National Opera will draw on the theatrical and musical riches of Canberra. Tito will be accompanied by the Canberra Symphony Orchestra, under the baton of Dane Lam, principal conductor and artistic director of China’s Xi’an Symphony Orchestra. Countertenor Tobias Cole, artistic director of the Canberra Choral Society, will act as chorusmaster. The costume and lighting designers are also Canberra-based.

Mezzo Catherine Carby, an ANU School of Music graduate.

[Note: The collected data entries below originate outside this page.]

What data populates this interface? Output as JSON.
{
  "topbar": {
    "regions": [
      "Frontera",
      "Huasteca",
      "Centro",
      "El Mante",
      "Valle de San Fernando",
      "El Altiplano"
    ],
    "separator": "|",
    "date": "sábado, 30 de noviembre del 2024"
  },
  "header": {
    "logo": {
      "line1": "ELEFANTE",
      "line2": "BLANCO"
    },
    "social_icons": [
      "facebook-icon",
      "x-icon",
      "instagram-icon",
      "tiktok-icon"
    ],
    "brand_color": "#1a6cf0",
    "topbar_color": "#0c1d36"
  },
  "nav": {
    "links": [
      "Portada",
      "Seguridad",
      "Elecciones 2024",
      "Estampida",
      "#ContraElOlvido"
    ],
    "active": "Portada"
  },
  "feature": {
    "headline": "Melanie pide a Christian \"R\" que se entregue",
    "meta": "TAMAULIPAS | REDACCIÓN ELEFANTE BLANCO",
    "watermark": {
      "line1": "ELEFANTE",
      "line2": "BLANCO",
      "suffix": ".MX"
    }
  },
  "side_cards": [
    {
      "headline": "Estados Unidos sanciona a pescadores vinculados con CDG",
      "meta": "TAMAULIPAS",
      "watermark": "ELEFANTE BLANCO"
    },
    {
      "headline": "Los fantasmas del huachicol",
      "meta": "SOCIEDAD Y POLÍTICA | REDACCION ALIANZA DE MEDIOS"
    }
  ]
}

“I would love to bring all the resources of Canberra together,” Mr Coleman-Wright said. “I see it really as a major collaboration for Canberra that will put Canberra firmly on the international map. I want people to say: ‘Let’s go to Canberra; we’ll see great opera, we’ll hear great music and symphonies.’ That’s the dream.”

Some of those great operas could be rarities. Inspired by Pinchgut Opera’s success in mounting often obscure Baroque pieces, Mr Coleman-Wright wants to produce works that are seldom staged. These adventurous choices could range from the French repertoire (Thomas’s Mignon or Saint-Saëns’s Samson et Dalila) to German Romanticism (such as Marschner’s Vampyr or Flotow’s Martha) to the bigger works of Richard Strauss.

“I’d love to be able to do that once a year, so that the whole of Australia can say: ‘Oh! They’re doing whatever’ – and come along and see it.”

Mr Coleman-Wright asked Canberra to embrace the new opera company. “What has been evident to me from the launch is just how much enthusiasm and positivity there was behind this. I would really love everyone to get on board and think: Well, this could be very exciting. Certainly, in a time when there’s so much negativity and so much misery, this is something positive.”

He wants to quell the mantra that opera is an elitist, inaccessible artform, full of pompous reception parties and armour-bearing ladies with horned helmets.

“This is going to be for everybody,” he said. Opera’s mixture of dramatic intensity and charismatic performances through beautiful music can take the listener to a different place.

“If it’s done well, it’s the ultimate art form, and everyone will have a great time.”